Function -> promise or active binding: 1--4 days. Could potentially be a very small or simple code change. Testing probably takes more time. Only 1 or 1.5 vignettes probably need changed.
- Potential complication: are we okay with not detecting newly released (meta)data from the API until a new session (delayedAssign), or pinging the metadata endpoint a lot (active binding)? Or will we want to use a cache system with an active binding?

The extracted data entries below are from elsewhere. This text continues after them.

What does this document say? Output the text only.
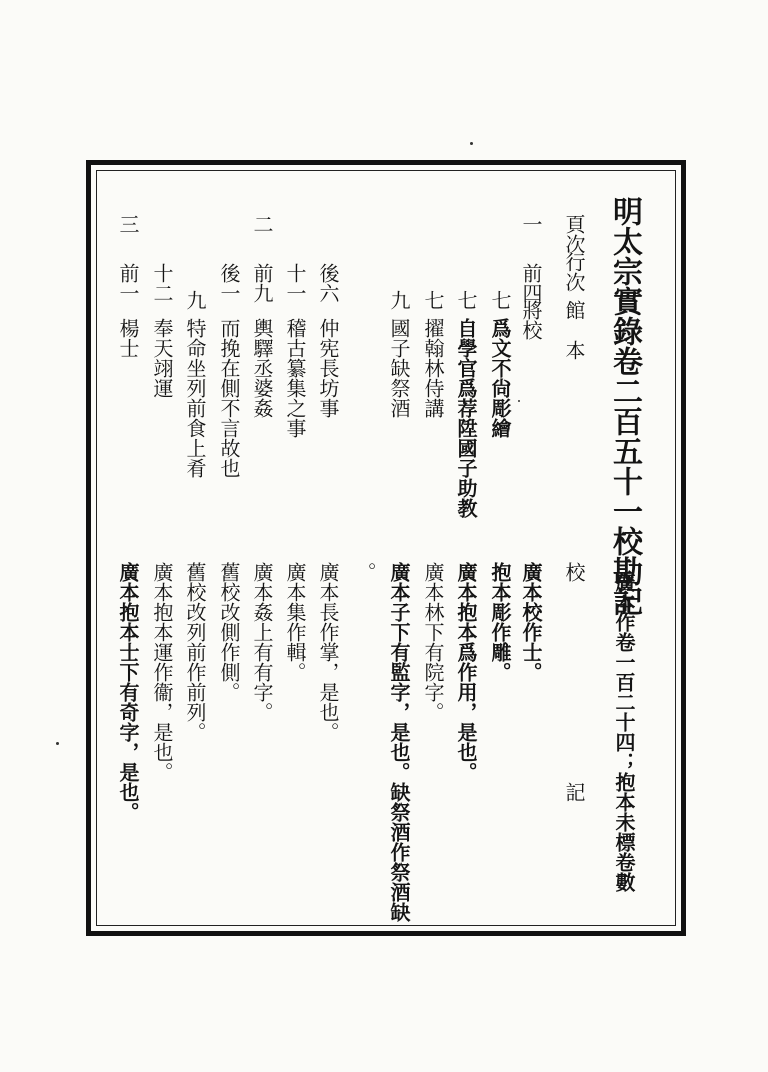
明太宗實錄卷二百五十一校勘記
廣本作卷一百二十四；抱本未標卷數
頁次
行次
館　本
校　　　　　　　　　　記
一
前四
將校
廣本校作士。
七
爲文不尙彫繪
抱本彫作雕。
七
自學官爲荐陞國子助教
廣本抱本爲作用，是也。
七
擢翰林侍講
廣本林下有院字。
九
國子缺祭酒
廣本子下有監字，是也。缺祭酒作祭酒缺
。
後六
仲宪長坊事
廣本長作掌，是也。
十一
稽古纂集之事
廣本集作輯。
二
前九
輿驛丞婆姦
廣本姦上有有字。
後一
而挽在側不言故也
舊校改側作側。
九
特命坐列前食上肴
舊校改列前作前列。
十二
奉天翊運
廣本抱本運作衞，是也。
三
前一
楊士
廣本抱本士下有奇字，是也。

Editor stuff: 3 days or abandon? If we can fix this in epidatr, it's probably via some simple tweaks to a names<- implementation for the classes we use under the hood. But then we'd want to test on a few editors. If we can't make them all behave at the same time then probably we should just make sure it's reported upstream & abandon.
Completion chain restructuring:
- Removing $call: 1.5 days? This would probably be changing endpoints from lists into functions with attributes storing the list data & with an S3 "subclass" to enable printing of this info.
Disease-based listings, etc.: maybe also blocked by other projects that aren't underway. We want to reorganize docs for the web site & also reveal that info via metadata endpoints. Then we could update the interface to take advantage of whatever breakdowns are provided.

A couple more things that came to mind:

Improve print. methods for covidcast_epidata related classes. Maybe 1 day. At least in my version of epidatr, they don't hint that they are actually of a special class, and don't instruct what to do with them. For example, endpoints print as if they are character vectors; I wouldn't know that I could use $call to access the data.
(Think about) Future-proof(ing) for uniformity: maybe 2--15 days? Current $call objects have this interface
```
function (geo_type, geo_values, time_values, as_of = NULL, issues = NULL, 
lag = NULL, fetch_args = fetch_args_list()) 
```
This appears to work for covidcast since each source only has one time_type (is this true?). But will it work when we think about applying this globally or to future data?